The transformation of the venue was described by Health Minister Robin Swann 'as a monumental step in the population wide vaccination programme' and the SSE Arena is the biggest mass vaccination site in Northern Ireland.

Run by the South Eastern Trust first doses were administered at the Ulster Hospital vaccination site before the arena opened in the spring.

Mrs Donnelly said it has been a smooth transition:

"The SSE as you know started at a time when the other vaccination centres were doing a lot of second doses, so the arena in itself does nearly the same amount of vaccinations as all of the other vaccination centres put together, so it's a big enterprise.

"The Trust vaccination centres will run until the middle of September, the SSE had a contract that was stopping earlier than that but we have now agreed that that will also push on until the end of September."

Every UK adult was promised a first dose of a coronavirus jab by July as part of the government's commitment to the Covid-19 vaccination programme.

Northern Ireland is now entering the final phase and Mrs Donnelly said slots for first doses will cease to be available soon.

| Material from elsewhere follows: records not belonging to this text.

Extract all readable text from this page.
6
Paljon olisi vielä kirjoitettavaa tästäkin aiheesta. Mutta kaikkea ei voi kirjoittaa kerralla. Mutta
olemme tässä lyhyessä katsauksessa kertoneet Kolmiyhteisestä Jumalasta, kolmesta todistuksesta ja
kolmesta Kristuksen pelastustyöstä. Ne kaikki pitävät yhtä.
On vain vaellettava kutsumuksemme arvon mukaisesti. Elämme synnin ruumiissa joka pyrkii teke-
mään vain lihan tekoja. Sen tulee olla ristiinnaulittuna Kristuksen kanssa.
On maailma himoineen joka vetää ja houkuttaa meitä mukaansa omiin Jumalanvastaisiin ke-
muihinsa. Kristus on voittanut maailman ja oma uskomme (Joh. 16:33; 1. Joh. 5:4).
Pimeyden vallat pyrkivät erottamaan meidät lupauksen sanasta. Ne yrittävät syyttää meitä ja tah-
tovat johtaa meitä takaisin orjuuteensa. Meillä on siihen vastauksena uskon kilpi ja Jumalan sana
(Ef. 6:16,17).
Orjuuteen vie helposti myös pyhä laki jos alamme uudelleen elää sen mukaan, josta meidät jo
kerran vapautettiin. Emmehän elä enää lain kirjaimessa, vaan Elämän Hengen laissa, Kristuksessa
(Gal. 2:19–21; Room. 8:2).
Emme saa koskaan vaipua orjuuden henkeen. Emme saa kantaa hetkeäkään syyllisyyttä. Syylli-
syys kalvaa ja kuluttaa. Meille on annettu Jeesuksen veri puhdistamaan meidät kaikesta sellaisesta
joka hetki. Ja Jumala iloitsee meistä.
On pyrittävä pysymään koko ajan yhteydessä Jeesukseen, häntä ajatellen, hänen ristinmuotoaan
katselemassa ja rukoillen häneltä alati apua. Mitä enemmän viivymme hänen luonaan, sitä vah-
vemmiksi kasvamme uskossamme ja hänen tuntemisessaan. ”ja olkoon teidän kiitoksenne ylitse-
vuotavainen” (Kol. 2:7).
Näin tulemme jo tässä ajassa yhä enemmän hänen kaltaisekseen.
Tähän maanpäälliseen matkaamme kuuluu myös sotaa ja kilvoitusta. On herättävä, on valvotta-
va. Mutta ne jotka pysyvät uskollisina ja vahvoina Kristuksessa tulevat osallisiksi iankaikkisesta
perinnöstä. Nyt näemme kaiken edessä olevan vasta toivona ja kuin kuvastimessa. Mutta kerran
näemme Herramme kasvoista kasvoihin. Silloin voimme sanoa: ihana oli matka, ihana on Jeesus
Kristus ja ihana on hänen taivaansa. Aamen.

She is urging everyone who has not yet got a vaccine to book without delay:

"You'll realise that if you're having your second doses in August and September you will have had your first dose in July so we are encouraging people to come forward this month and next month because there will come a point that there will be no more first doses and we'll start to be talking more openly about when that is likely to be."

As part of the fight against Covid-19 booster jabs are expected to be made available alongside the winter flu vaccination programme.

We asked Mrs Donnelly how the rollout will work:

"The Joint Committee for Vaccination and Immunisation are the ones who give the advice on this and we know they have recommended a booster dose.

"What they haven't said is who should be vaccinated, what vaccine should be used, over what time period.

"We expect it to be the autumn or the winter, we expect it to be a single dose but we don't know which vaccine and we don't know which group but we await their advice we hope it'll be with us by early July to give us time to plan that."